Well, adding to what @tojochacko mentioned, I would like to add that it also depends on the optimizations that is done by the compiler, and there are several changes every time gcc comes up with a newer version.
And I observed the behavior when I went deeper into the mechanism of gcc, and reading the dump files it produces during compilation, the gimple and control flow graphs that are created all internally. After a lot of research, it was found that different versions might have different optimizations for the same program.
gcc 4.0.0 was released in year 2005 while gcc 4.3.2 came in year 2008. So apart from language changes there are compiler improvements and bug-fixes as well in newer version. That explains the performance difference.

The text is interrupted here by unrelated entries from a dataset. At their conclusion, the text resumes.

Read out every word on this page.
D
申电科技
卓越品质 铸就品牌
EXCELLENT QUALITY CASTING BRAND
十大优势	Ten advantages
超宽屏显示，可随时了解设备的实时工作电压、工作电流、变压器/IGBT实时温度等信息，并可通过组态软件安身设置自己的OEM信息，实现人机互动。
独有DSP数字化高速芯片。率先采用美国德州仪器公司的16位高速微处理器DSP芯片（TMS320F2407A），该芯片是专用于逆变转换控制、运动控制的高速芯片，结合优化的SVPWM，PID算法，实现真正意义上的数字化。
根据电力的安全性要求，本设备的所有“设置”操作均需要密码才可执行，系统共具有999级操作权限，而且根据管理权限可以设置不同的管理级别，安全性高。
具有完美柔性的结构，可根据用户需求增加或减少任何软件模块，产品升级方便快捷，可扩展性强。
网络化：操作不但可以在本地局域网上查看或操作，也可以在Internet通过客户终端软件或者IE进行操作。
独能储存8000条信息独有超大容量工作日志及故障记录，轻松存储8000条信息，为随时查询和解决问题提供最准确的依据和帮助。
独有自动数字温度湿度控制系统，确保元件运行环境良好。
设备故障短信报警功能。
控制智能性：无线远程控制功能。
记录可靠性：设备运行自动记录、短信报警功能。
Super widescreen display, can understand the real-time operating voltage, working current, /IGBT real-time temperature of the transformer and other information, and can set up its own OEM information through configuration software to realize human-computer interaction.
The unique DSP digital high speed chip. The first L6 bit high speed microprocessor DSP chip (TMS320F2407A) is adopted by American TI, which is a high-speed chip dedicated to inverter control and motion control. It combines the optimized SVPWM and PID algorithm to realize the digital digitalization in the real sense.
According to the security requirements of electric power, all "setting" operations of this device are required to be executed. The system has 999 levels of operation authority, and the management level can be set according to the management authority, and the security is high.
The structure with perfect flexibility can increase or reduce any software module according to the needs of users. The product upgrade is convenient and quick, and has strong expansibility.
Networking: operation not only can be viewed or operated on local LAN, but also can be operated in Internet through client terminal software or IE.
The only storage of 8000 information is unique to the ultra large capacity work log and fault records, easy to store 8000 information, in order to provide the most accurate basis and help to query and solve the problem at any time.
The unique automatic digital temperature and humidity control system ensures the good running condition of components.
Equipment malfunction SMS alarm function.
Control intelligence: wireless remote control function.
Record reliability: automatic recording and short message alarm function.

BTW there is no reason of using older version. Man here we are asking for gcc 4.8!
If you want real reasons for the difference you should look at “General Optimizer Improvements” in change log of gcc 4.1, gcc 4.2 and gcc 4.3. I will copy some of them below-
GCC can now partition functions in sections of hot and cold code. This can significantly improve performance due to better instruction cache locality. This feature works best together with profile feedback driven optimization.
During feedback directed optimizations, the expected block size the memcpy, memset and bzero functions operate on is discovered and for cases of commonly used small sizes, specialized inline code is generated.
Transition of basic block profiling to tree level implementation has been completed. The new implementation should be considerably more reliable and can be used to drive higher level optimizations, such as inlining.